In the process of software development, the following situations can be seen everywhere:
1) The software maintenance time is long, and the enthusiasm of the maintainers is not high:
Developers who have done software maintenance, especially when taking over the source code of products that they did not develop themselves, are still "amazing" at lengthy, uncommented passages in the code, even with good documentation. It is so difficult to understand, let alone modify or add new functions. Therefore, many developers are reluctant to do software maintenance work.
2) New developers take a long time to integrate into the team:
In addition to the lack of effective mechanisms such as good training and documentation, each person's set of coding styles can easily lead to insufficient understanding of existing code by new members, or even deviations.
improve The quality of the code , in addition to improving the logical In addition to control and understanding of business processes, there are also improvements in the code itself. Space , for example some potential problems can be avoided very early. Similar to what's on the coding specification, if it's all up to the coders Do a self-check, then no doubt Requires a lot of work, if static checking of the code is available If the tool is checked, then the efficiency of coding will be greatly improved.
The current code inspection work of the project team is basically done manually, which is difficult to implement, and the inspection effect is not very obvious. PMD is such a tool, which can directly use its own rules (of course, you can also use your own rules) to analyze the Java source program to find out the problems of the program, which can greatly reduce the cumbersome code inspection work. , play a guiding role for the future maintenance and development work of the project team.

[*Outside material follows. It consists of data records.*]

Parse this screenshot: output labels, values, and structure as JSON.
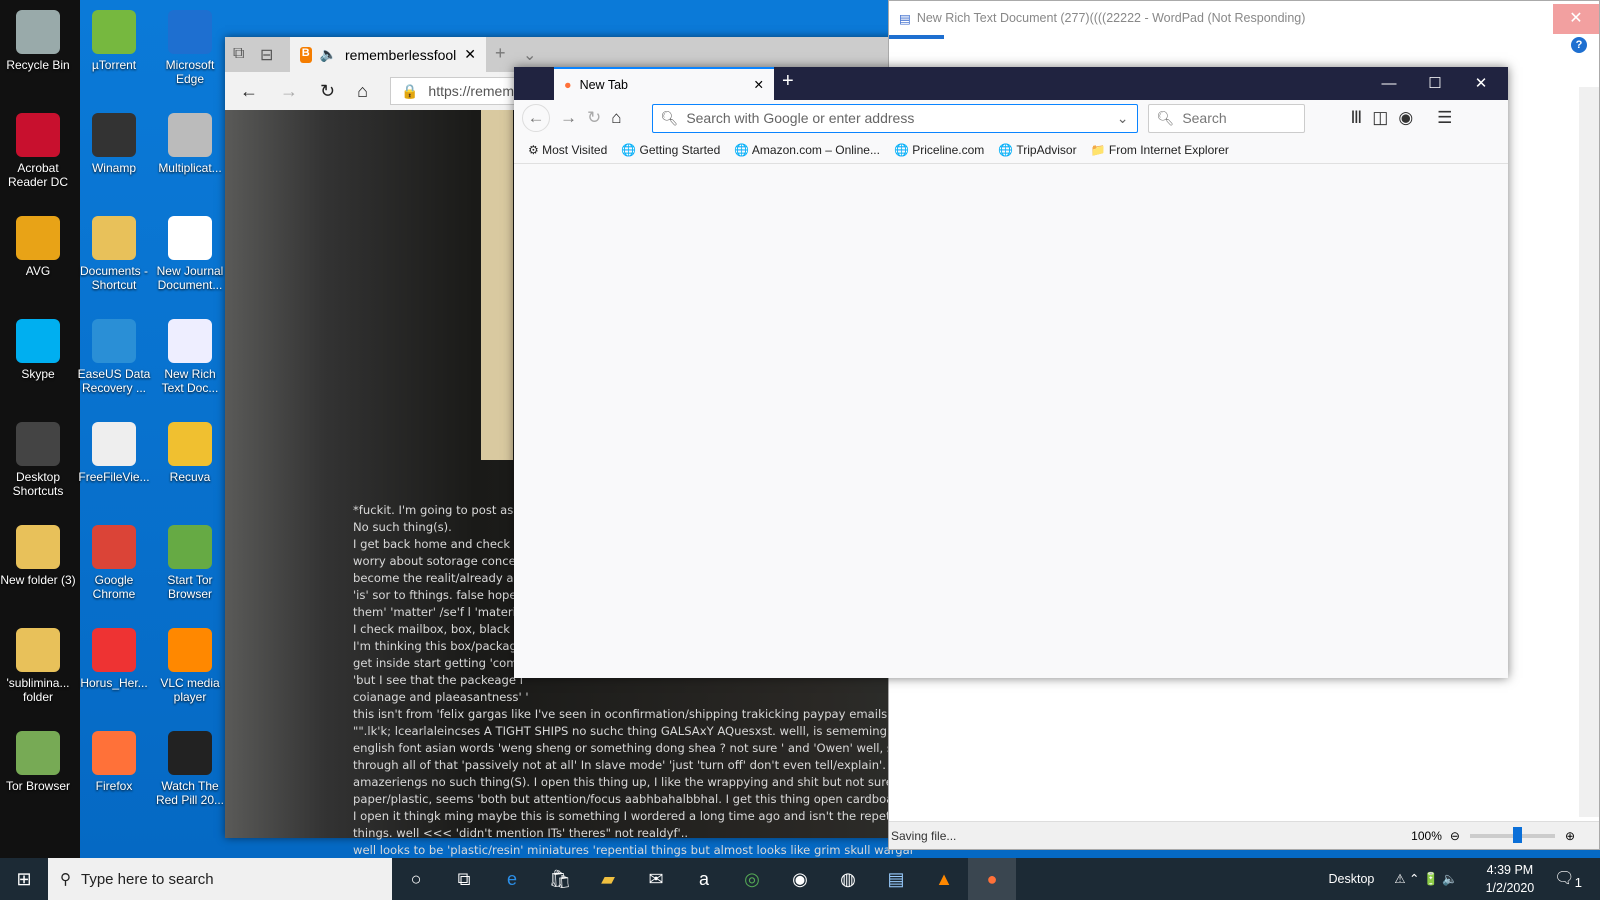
{
  "desktop": {
    "icons": [
      {
        "label": "Recycle Bin",
        "color": "#9aa"
      },
      {
        "label": "µTorrent",
        "color": "#76b83f"
      },
      {
        "label": "Microsoft Edge",
        "color": "#1e6fd0"
      },
      {
        "label": "Acrobat Reader DC",
        "color": "#c8102e"
      },
      {
        "label": "Winamp",
        "color": "#333"
      },
      {
        "label": "Multiplicat...",
        "color": "#bbb"
      },
      {
        "label": "AVG",
        "color": "#e8a317"
      },
      {
        "label": "Documents - Shortcut",
        "color": "#e8c15a"
      },
      {
        "label": "New Journal Document...",
        "color": "#fff"
      },
      {
        "label": "Skype",
        "color": "#00aff0"
      },
      {
        "label": "EaseUS Data Recovery ...",
        "color": "#2a8fd6"
      },
      {
        "label": "New Rich Text Doc...",
        "color": "#eef"
      },
      {
        "label": "Desktop Shortcuts",
        "color": "#444"
      },
      {
        "label": "FreeFileVie...",
        "color": "#eee"
      },
      {
        "label": "Recuva",
        "color": "#f0c030"
      },
      {
        "label": "New folder (3)",
        "color": "#e8c15a"
      },
      {
        "label": "Google Chrome",
        "color": "#db4437"
      },
      {
        "label": "Start Tor Browser",
        "color": "#6a4"
      },
      {
        "label": "'sublimina... folder",
        "color": "#e8c15a"
      },
      {
        "label": "Horus_Her...",
        "color": "#e33"
      },
      {
        "label": "VLC media player",
        "color": "#f80"
      },
      {
        "label": "Tor Browser",
        "color": "#7a5"
      },
      {
        "label": "Firefox",
        "color": "#ff7139"
      },
      {
        "label": "Watch The Red Pill 20...",
        "color": "#222"
      }
    ]
  },
  "edge": {
    "tab_title": "rememberlessfool",
    "url": "https://remem",
    "post_lines": [
      "*fuckit. I'm going to post as t",
      "No such thing(s).",
      "I get back home and check th",
      "worry about sotorage concer",
      "become the realit/already ar",
      "'is' sor to fthings. false hope l",
      "them' 'matter' /se'f l 'materia",
      "I check mailbox, box, black c",
      "I'm thinking this box/package",
      "get inside start getting 'comf",
      "'but I see that the packeage i",
      "coianage and plaeasantness' '",
      "this isn't from 'felix gargas like I've seen in oconfirmation/shipping trakicking paypay emails<(s).",
      "\"\".lk'k; lcearlaleincses A TIGHT SHIPS no suchc thing GALSAxY AQuesxst. welll, is sememing l y in",
      "english font asian words 'weng sheng or something dong shea ? not sure ' and 'Owen' well, sorting",
      "through all of that 'passively not at all' In slave mode' 'just 'turn off' don't even tell/explain'.",
      "amazeriengs no such thing(S). I open this thing up, I like the wrappying and shit but not sure, if",
      "paper/plastic, seems 'both but attention/focus aabhbahalbbhal. I get this thing open cardboard box,",
      "I open it thingk ming maybe this is something I wordered a long time ago and isn't the repetiass",
      "things. well <<< 'didn't mention ITs' theres\" not realdyf'..",
      "well looks to be 'plastic/resin' miniatures 'repential things but almost looks like grim skull wargame"
    ]
  },
  "wordpad": {
    "title": "New Rich Text Document (277)((((22222 - WordPad (Not Responding)",
    "status": "Saving file...",
    "zoom": "100%",
    "zoom_level": 0.55
  },
  "firefox": {
    "tab_title": "New Tab",
    "address_placeholder": "Search with Google or enter address",
    "search_placeholder": "Search",
    "bookmarks": [
      "Most Visited",
      "Getting Started",
      "Amazon.com – Online...",
      "Priceline.com",
      "TripAdvisor",
      "From Internet Explorer"
    ]
  },
  "taskbar": {
    "search_placeholder": "Type here to search",
    "desktop_label": "Desktop",
    "time": "4:39 PM",
    "date": "1/2/2020",
    "notifications": "1"
  }
}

This article mainly introduces how to use the pmd tool to automatically check the code to avoid some potential problems and find out the logic errors of the code.
2. Introduction to PMD
PMD is an open source tool for analyzing errors in Java code. Unlike other analysis tools, PMD learns code errors through static analysis. That is, to report errors without running the Java program. PMD comes with many rules that can be used directly, using these rules to find many problems in Java source programs, such as:
® Potential bug: empty try/catch/finally/switch statements
® Unused code: unused local variables, parameters, private methods, etc.
® Optional Code: Misuse of String/StringBuffer
® Complex expressions: unnecessary if statements, for loops that can be done with while loops
® Duplicated code: copying/pasting code means copying/pasting bugs
® The body of the loop creates a new object: try not to instantiate a new object in the body of a for or while loop
@ Resource close: Make sure to close Connect, Result, Statement, etc. after use
In addition, users can also define their own rules to check whether the Java code conforms to some specific coding standards. For example, you could write a rule that asks PMD to find out all operations that create Thread and Socket objects.
3. How it works
PMD的核心是JavaCC解析器生成器。PMD结合运用JavaCC和EBNF(扩展巴科斯-诺尔范式,Extended Backus-Naur Formal)语法,再加上JJTree,把Java源代码解析成抽象语法树(AST,Abstract Syntax Tree)。显然,这句话不那么好懂,且看下文具体说明。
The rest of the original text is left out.